Aan de Voorzitter van de Tweede Kamer der Staten-Generaal
Den Haag, 18 augustus 2011
Met genoegen, doe ik u hierbij ter informatie het jaarverslag toekomen van het «Paris Memorandum of Understanding on Port
State Control»1.
Het «Paris Memorandum of Understanding on Port State Control» is een internationale overeenkomst, die door middel van een
geharmoniseerd systeem van havenstaatcontrole, beoogt de vaart van zeeschepen onder buitenlandse vlag te voorkomen indien
deze niet voldoen aan de maatstaven, neergelegd in een aantal internationale maritieme veiligheidsverdragen. Bij dit Memorandum,
gesloten te Parijs op 26 januari 1982 en in werking sedert 1 juli 1982, zijn de maritieme autoriteiten van 27 lidstaten, waaronder
Nederland, aangesloten.
Op grond van sectie 7.4 van het Memorandum voorziet het Nederlandse Ministerie van Infrastructuur en Milieu in een permanent
secretariaat ten behoeve van de doelmatige werking van het Memorandum. In die zin publiceert het secretariaat een jaarverslag
waarin naast verslaglegging over diverse activiteiten, die in het kader van het Memorandum hebben plaatsgenomen, tevens een
statistisch overzicht wordt gegeven van de resultaten van havenstaatcontrole. Dit secretariaat is ondergebracht bij de Inspectie
Verkeer en Waterstaat.
In de loop der jaren is het jaarverslag van het Memorandum uitgegroeid tot een gezaghebbend, veel geciteerd document in de
scheepvaartwereld. Met name de «Black, Grey and White List»van vlaggenstaten en de «RO List», een lijst van Erkende Klassenbureaus
die als vertegenwoordiger van vlaggenstaten kunnen optreden, die in het jaarverslag zijn opgenomen, mogen zich in een grote
belangstelling van de zijde van het internationale maritieme bedrijfsleven en van de vakpers verheugen.

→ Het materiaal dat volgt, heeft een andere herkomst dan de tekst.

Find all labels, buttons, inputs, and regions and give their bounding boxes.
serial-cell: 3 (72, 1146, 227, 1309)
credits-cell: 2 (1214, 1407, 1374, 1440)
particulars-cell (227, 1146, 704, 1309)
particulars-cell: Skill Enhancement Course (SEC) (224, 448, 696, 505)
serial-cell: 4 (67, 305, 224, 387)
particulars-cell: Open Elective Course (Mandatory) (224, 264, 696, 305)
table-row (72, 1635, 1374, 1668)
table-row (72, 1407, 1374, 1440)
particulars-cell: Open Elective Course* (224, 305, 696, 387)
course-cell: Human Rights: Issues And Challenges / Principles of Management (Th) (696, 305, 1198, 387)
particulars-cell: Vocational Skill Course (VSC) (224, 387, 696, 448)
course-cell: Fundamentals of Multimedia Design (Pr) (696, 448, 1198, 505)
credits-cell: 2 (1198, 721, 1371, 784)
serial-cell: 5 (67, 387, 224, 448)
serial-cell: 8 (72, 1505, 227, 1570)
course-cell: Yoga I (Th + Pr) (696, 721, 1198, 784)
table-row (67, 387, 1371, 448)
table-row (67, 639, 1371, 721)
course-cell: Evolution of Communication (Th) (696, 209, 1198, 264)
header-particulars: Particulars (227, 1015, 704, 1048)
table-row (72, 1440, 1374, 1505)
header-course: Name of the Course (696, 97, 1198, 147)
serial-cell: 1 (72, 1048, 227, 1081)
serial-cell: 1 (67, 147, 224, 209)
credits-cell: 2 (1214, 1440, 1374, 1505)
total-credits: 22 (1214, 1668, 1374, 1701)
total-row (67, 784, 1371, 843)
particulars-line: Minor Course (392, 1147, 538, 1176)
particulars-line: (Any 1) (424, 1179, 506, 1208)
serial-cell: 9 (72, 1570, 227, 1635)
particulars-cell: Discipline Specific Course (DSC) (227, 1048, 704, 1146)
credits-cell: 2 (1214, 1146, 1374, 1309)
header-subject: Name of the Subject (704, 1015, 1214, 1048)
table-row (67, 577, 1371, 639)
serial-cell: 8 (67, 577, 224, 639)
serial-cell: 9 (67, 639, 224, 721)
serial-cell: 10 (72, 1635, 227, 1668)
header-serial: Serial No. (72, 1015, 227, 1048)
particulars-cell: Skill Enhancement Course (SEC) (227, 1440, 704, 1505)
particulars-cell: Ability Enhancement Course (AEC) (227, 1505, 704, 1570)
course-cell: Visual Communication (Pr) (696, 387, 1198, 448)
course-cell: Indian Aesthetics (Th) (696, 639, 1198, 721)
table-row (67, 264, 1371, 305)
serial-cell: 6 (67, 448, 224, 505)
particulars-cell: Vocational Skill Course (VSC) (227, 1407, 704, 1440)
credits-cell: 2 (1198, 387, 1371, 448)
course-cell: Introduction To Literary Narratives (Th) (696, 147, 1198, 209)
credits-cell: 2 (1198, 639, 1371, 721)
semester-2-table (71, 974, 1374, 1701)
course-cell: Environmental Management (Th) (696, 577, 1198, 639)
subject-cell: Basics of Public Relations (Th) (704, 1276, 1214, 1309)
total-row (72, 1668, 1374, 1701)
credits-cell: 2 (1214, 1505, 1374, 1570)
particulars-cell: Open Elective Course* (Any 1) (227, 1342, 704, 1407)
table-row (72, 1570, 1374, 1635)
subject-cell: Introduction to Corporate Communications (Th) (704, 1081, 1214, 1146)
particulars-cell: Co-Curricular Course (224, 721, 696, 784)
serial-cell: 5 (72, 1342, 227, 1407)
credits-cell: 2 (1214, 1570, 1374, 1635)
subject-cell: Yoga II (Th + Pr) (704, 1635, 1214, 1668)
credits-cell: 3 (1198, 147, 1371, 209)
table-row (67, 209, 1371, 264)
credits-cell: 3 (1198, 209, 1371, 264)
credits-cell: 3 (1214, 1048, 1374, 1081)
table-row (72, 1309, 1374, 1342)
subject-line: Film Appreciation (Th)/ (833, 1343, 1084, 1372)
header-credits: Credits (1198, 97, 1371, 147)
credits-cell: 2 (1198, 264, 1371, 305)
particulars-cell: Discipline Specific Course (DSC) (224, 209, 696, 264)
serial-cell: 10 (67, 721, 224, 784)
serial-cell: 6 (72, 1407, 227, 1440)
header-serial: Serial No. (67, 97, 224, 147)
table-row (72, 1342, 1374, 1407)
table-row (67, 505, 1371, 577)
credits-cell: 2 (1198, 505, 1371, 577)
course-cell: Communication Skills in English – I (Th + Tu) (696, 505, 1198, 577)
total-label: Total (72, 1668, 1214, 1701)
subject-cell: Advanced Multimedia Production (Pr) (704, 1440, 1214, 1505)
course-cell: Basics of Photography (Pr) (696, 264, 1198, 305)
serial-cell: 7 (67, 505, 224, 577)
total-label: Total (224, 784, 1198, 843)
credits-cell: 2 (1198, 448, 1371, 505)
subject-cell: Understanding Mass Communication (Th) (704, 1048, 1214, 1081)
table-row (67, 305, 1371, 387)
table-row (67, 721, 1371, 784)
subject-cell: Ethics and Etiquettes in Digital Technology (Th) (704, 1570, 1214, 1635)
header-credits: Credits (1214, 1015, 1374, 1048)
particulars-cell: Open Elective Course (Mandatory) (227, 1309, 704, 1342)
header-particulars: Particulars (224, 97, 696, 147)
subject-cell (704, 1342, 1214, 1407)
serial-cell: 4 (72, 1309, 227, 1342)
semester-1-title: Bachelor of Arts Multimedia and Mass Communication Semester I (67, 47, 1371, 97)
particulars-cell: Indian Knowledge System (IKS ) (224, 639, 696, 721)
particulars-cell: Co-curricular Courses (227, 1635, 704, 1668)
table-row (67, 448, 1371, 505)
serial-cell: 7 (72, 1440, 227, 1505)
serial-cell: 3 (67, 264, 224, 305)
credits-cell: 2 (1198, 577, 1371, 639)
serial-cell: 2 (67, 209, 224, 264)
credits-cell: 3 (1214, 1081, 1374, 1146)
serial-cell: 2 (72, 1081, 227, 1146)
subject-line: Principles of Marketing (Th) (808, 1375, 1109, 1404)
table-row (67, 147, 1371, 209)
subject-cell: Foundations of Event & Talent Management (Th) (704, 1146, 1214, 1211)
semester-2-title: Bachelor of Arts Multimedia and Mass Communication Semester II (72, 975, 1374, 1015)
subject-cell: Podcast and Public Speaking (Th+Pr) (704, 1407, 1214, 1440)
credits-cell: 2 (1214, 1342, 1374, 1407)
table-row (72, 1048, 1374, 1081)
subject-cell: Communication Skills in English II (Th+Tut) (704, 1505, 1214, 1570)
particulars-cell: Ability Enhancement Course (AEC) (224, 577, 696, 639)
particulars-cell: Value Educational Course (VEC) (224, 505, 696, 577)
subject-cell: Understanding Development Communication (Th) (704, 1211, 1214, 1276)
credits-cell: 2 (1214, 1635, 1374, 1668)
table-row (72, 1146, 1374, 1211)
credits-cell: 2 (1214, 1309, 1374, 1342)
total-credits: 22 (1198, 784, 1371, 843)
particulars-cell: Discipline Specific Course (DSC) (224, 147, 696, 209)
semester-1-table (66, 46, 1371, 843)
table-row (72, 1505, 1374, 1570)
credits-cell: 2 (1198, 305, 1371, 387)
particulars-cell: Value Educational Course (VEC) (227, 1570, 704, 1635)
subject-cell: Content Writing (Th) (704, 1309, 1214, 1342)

De lijsten worden door de Europese Commissie erkend als een maatstaf voor kwaliteit van het scheepsregister. Nederland is
met 4 plaatsen gestegen naar de 5e plaats van landen met het beste veiligheidsresultaat over een periode van 3 jaar.
Ik vertrouw erop u hiermee voldoende te hebben geïnformeerd.